Multi-Objective Bayesian Optimization with Independent Tanimoto Kernel Gaussian Processes for Diverse Pareto Front Exploration
This work addresses complex multi-objective optimization challenges in molecular design, offering an incremental improvement over existing methods for researchers in computational chemistry.
The paper tackles multi-objective molecular optimization by introducing GP-MOBO, a Bayesian optimization algorithm that uses independent Tanimoto kernel Gaussian processes to explore diverse Pareto fronts, resulting in higher-quality SMILES and superior proximity to the Pareto front with minimal computational overhead, as shown by higher geometric mean values in experiments.

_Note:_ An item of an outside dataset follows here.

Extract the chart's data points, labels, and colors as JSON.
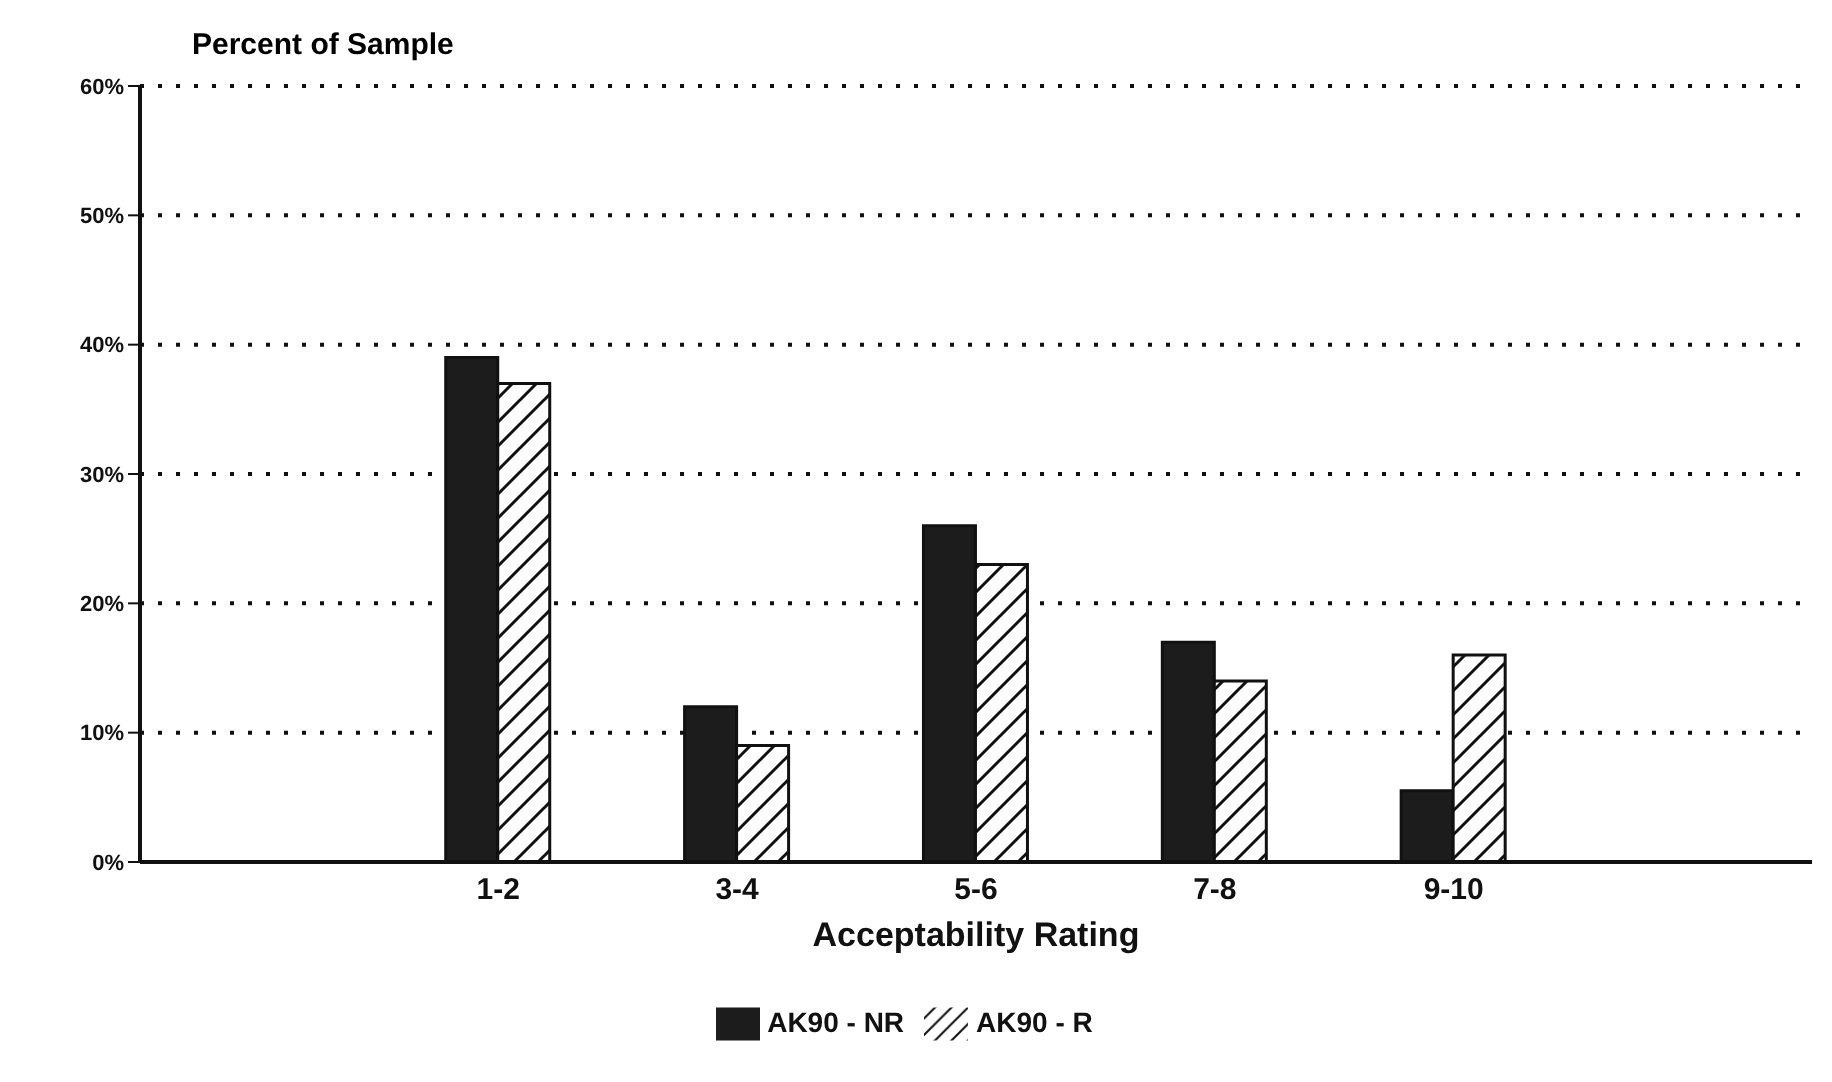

We present GP-MOBO, a novel multi-objective Bayesian Optimization algorithm that advances the state-of-the-art in molecular optimization. Our approach integrates a fast minimal package for Exact Gaussian Processes (GPs) capable of efficiently handling the full dimensionality of sparse molecular fingerprints without the need for extensive computational resources. GP-MOBO consistently outperforms traditional methods like GP-BO by fully leveraging fingerprint dimensionality, leading to the identification of higher-quality and valid SMILES. Moreover, our model achieves a broader exploration of the chemical search space, as demonstrated by its superior proximity to the Pareto front in all tested scenarios. Empirical results from the DockSTRING dataset reveal that GP-MOBO yields higher geometric mean values across 20 Bayesian optimization iterations, underscoring its effectiveness and efficiency in addressing complex multi-objective optimization challenges with minimal computational overhead.